Aquinas and Zizioulas on the Doctrine of the Trinity
(‘Treatise on the Most Holy Trinity’ & ‘The Significance of the Cappadocian Contribution’ )
For Aquinas, the doctrine is very much relation based. There are two processions in his view ( ‘the Catholic Church understands procession as existing in God’ ) ; the procession of the Word, and the procession of Love as Spirit. ‘No other procession is possible in God but the procession of the Word, and of Love.’ The procession of the Logos is generation as He proceeds, due to intelligible action and intellectual likeness. Aquinas argues that when something ‘proceeds of the same nature’, they agree in the same order, and they therefore have real relations with each other. Aquinas claims that relation is the same as essence. ‘In God relation and essence do not differ.’ The central idea of relation seems to be distinction in God - as in each of the processions ( the Word and Love) there is distinction, and therefore two opposite relations occur. The term ‘individual substance’ simply means person (singular and rational), as opposed to the greek definition of substance which is ουσία. Aquinas writes that person signifies a relational ‘subsistent individual of a rational nature.’

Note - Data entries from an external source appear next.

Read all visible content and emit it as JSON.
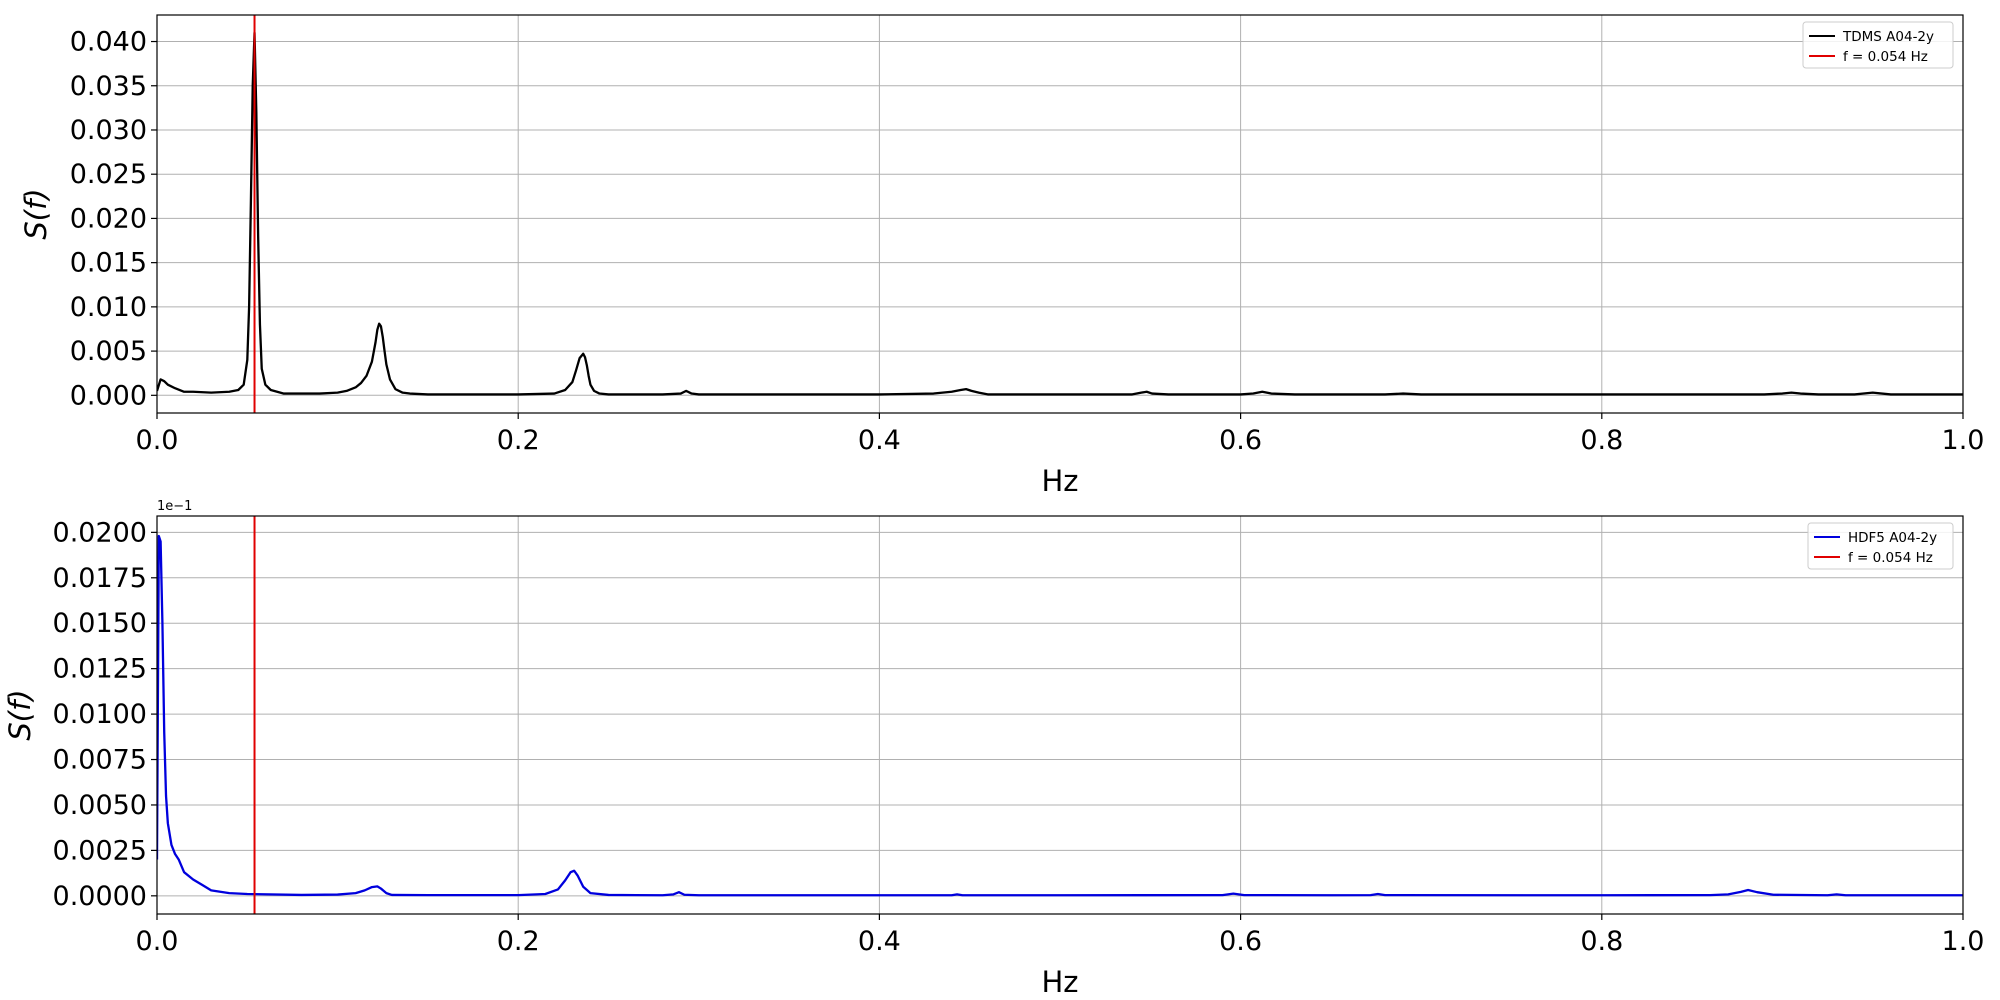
{
  "chart_data": [
    {
      "type": "line",
      "xlabel": "Hz",
      "ylabel": "S(f)",
      "xlim": [
        0.0,
        1.0
      ],
      "ylim": [
        -0.002,
        0.043
      ],
      "xticks": [
        0.0,
        0.2,
        0.4,
        0.6,
        0.8,
        1.0
      ],
      "xtick_labels": [
        "0.0",
        "0.2",
        "0.4",
        "0.6",
        "0.8",
        "1.0"
      ],
      "yticks": [
        0.0,
        0.005,
        0.01,
        0.015,
        0.02,
        0.025,
        0.03,
        0.035,
        0.04
      ],
      "ytick_labels": [
        "0.000",
        "0.005",
        "0.010",
        "0.015",
        "0.020",
        "0.025",
        "0.030",
        "0.035",
        "0.040"
      ],
      "offset_text": "",
      "grid": true,
      "legend_position": "top-right",
      "series": [
        {
          "name": "TDMS A04-2y",
          "color": "#000000",
          "x": [
            0.0,
            0.002,
            0.004,
            0.006,
            0.01,
            0.015,
            0.02,
            0.03,
            0.04,
            0.045,
            0.048,
            0.05,
            0.051,
            0.052,
            0.053,
            0.054,
            0.055,
            0.056,
            0.057,
            0.058,
            0.06,
            0.063,
            0.07,
            0.08,
            0.09,
            0.1,
            0.105,
            0.11,
            0.113,
            0.116,
            0.119,
            0.121,
            0.122,
            0.123,
            0.124,
            0.125,
            0.126,
            0.127,
            0.129,
            0.132,
            0.136,
            0.14,
            0.15,
            0.17,
            0.2,
            0.22,
            0.226,
            0.23,
            0.232,
            0.234,
            0.236,
            0.237,
            0.238,
            0.239,
            0.24,
            0.242,
            0.245,
            0.25,
            0.26,
            0.28,
            0.29,
            0.293,
            0.296,
            0.3,
            0.35,
            0.4,
            0.43,
            0.44,
            0.445,
            0.448,
            0.451,
            0.455,
            0.46,
            0.5,
            0.54,
            0.545,
            0.548,
            0.551,
            0.56,
            0.6,
            0.607,
            0.612,
            0.617,
            0.63,
            0.68,
            0.69,
            0.7,
            0.8,
            0.89,
            0.9,
            0.905,
            0.91,
            0.92,
            0.94,
            0.945,
            0.95,
            0.96,
            1.0
          ],
          "values": [
            0.0005,
            0.0018,
            0.0016,
            0.0012,
            0.0008,
            0.0004,
            0.0004,
            0.0003,
            0.0004,
            0.0006,
            0.0012,
            0.004,
            0.01,
            0.022,
            0.035,
            0.041,
            0.032,
            0.018,
            0.008,
            0.003,
            0.0012,
            0.0006,
            0.0002,
            0.0002,
            0.0002,
            0.0003,
            0.0005,
            0.0009,
            0.0014,
            0.0022,
            0.0038,
            0.006,
            0.0074,
            0.0081,
            0.0078,
            0.0066,
            0.005,
            0.0035,
            0.0018,
            0.0007,
            0.0003,
            0.0002,
            0.0001,
            0.0001,
            0.0001,
            0.0002,
            0.0006,
            0.0015,
            0.0028,
            0.0042,
            0.0047,
            0.0043,
            0.0034,
            0.0022,
            0.0012,
            0.0005,
            0.0002,
            0.0001,
            0.0001,
            0.0001,
            0.0002,
            0.0005,
            0.0002,
            0.0001,
            0.0001,
            0.0001,
            0.0002,
            0.0004,
            0.0006,
            0.0007,
            0.0005,
            0.0003,
            0.0001,
            0.0001,
            0.0001,
            0.0003,
            0.0004,
            0.0002,
            0.0001,
            0.0001,
            0.0002,
            0.0004,
            0.0002,
            0.0001,
            0.0001,
            0.0002,
            0.0001,
            0.0001,
            0.0001,
            0.0002,
            0.0003,
            0.0002,
            0.0001,
            0.0001,
            0.0002,
            0.0003,
            0.0001,
            0.0001
          ]
        }
      ],
      "reference_line": {
        "label": "f = 0.054 Hz",
        "x": 0.054,
        "color": "#e00000"
      }
    },
    {
      "type": "line",
      "xlabel": "Hz",
      "ylabel": "S(f)",
      "xlim": [
        0.0,
        1.0
      ],
      "ylim": [
        -0.001,
        0.0209
      ],
      "xticks": [
        0.0,
        0.2,
        0.4,
        0.6,
        0.8,
        1.0
      ],
      "xtick_labels": [
        "0.0",
        "0.2",
        "0.4",
        "0.6",
        "0.8",
        "1.0"
      ],
      "yticks": [
        0.0,
        0.0025,
        0.005,
        0.0075,
        0.01,
        0.0125,
        0.015,
        0.0175,
        0.02
      ],
      "ytick_labels": [
        "0.0000",
        "0.0025",
        "0.0050",
        "0.0075",
        "0.0100",
        "0.0125",
        "0.0150",
        "0.0175",
        "0.0200"
      ],
      "offset_text": "1e−1",
      "grid": true,
      "legend_position": "top-right",
      "series": [
        {
          "name": "HDF5 A04-2y",
          "color": "#0000dd",
          "x": [
            0.0,
            0.001,
            0.002,
            0.003,
            0.004,
            0.005,
            0.006,
            0.008,
            0.01,
            0.012,
            0.015,
            0.02,
            0.025,
            0.03,
            0.04,
            0.05,
            0.08,
            0.1,
            0.11,
            0.115,
            0.119,
            0.122,
            0.124,
            0.127,
            0.13,
            0.15,
            0.2,
            0.215,
            0.222,
            0.226,
            0.229,
            0.231,
            0.233,
            0.236,
            0.24,
            0.25,
            0.28,
            0.286,
            0.289,
            0.292,
            0.3,
            0.4,
            0.44,
            0.443,
            0.446,
            0.5,
            0.59,
            0.596,
            0.602,
            0.65,
            0.672,
            0.676,
            0.68,
            0.8,
            0.86,
            0.87,
            0.877,
            0.881,
            0.886,
            0.895,
            0.925,
            0.93,
            0.935,
            1.0
          ],
          "values": [
            0.002,
            0.0198,
            0.0195,
            0.015,
            0.009,
            0.0055,
            0.004,
            0.0028,
            0.0023,
            0.002,
            0.0013,
            0.0009,
            0.0006,
            0.0003,
            0.00015,
            0.0001,
            5e-05,
            7e-05,
            0.00015,
            0.0003,
            0.00048,
            0.00052,
            0.0004,
            0.00015,
            5e-05,
            4e-05,
            4e-05,
            0.0001,
            0.00035,
            0.00085,
            0.0013,
            0.00138,
            0.0011,
            0.0005,
            0.00015,
            5e-05,
            3e-05,
            8e-05,
            0.0002,
            6e-05,
            3e-05,
            3e-05,
            3e-05,
            8e-05,
            3e-05,
            3e-05,
            4e-05,
            0.00012,
            4e-05,
            3e-05,
            4e-05,
            0.0001,
            4e-05,
            3e-05,
            4e-05,
            8e-05,
            0.00022,
            0.00032,
            0.0002,
            6e-05,
            3e-05,
            8e-05,
            3e-05,
            3e-05
          ]
        }
      ],
      "reference_line": {
        "label": "f = 0.054 Hz",
        "x": 0.054,
        "color": "#e00000"
      }
    }
  ]
}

The Cappadocian doctrine of the Trinity is centred around personhood. As for God’s substance, Zizioulas writes that nothing can be said about it except that ‘it is one, undivided and absolutely simple and uncompounded.’ A person is defined through properties ( rather than nature/substance ). This is where the greatest difference between Aquinas’ view and Zizioulas’ theology unfolds - and that is with regard to substance. For Zizioulas there is a clear distinction between person and the substance/nature of God, and for Aquinas they ‘do not differ.’ Substance refers to created matter in the Cappadocian theology, and so the Triune God cannot be connected to such a phrase. The Three Persons ‘are not faced with a given substance, but exist freely.’ St Gregory of Nazianzus tells us that the cause of divine existence is the Father, which contradicts Aquinas’ view of necessary generation. St Gregory and St Cyril of Alexandria argue that the idea of generation is unnecessary, as there is The ‘Willing One’ - God the Father, Who is the cause of divine being. This is where we see the contrasting views of Eastern Orthodox, and western Theologies ( Creed of Nicaea ). A frequently asked question, is why or how is God Love? (1 John 4:8) Zizioulas’ piece answers this very beautifully - explaining that Love is a relationship, as it is breaking of one’s will, a free submission to the other, and therefore freedom. God is Love as He is Father, Son and Holy Spirit - a perfectly free, relational unity. Aquinas on the other hand, does not seem particularly aware of this connection, and concentrates on love being a procession in God, as opposed to God Himself ( by nature ) Zizioulas concludes his piece by highlighting how we can fulfil our personhood by ‘living according to the image of God’, in a full communion with Him, which leads to theosis ( complete unity with God ). This takes place through asceticism and a growing and loving relationship with Christ.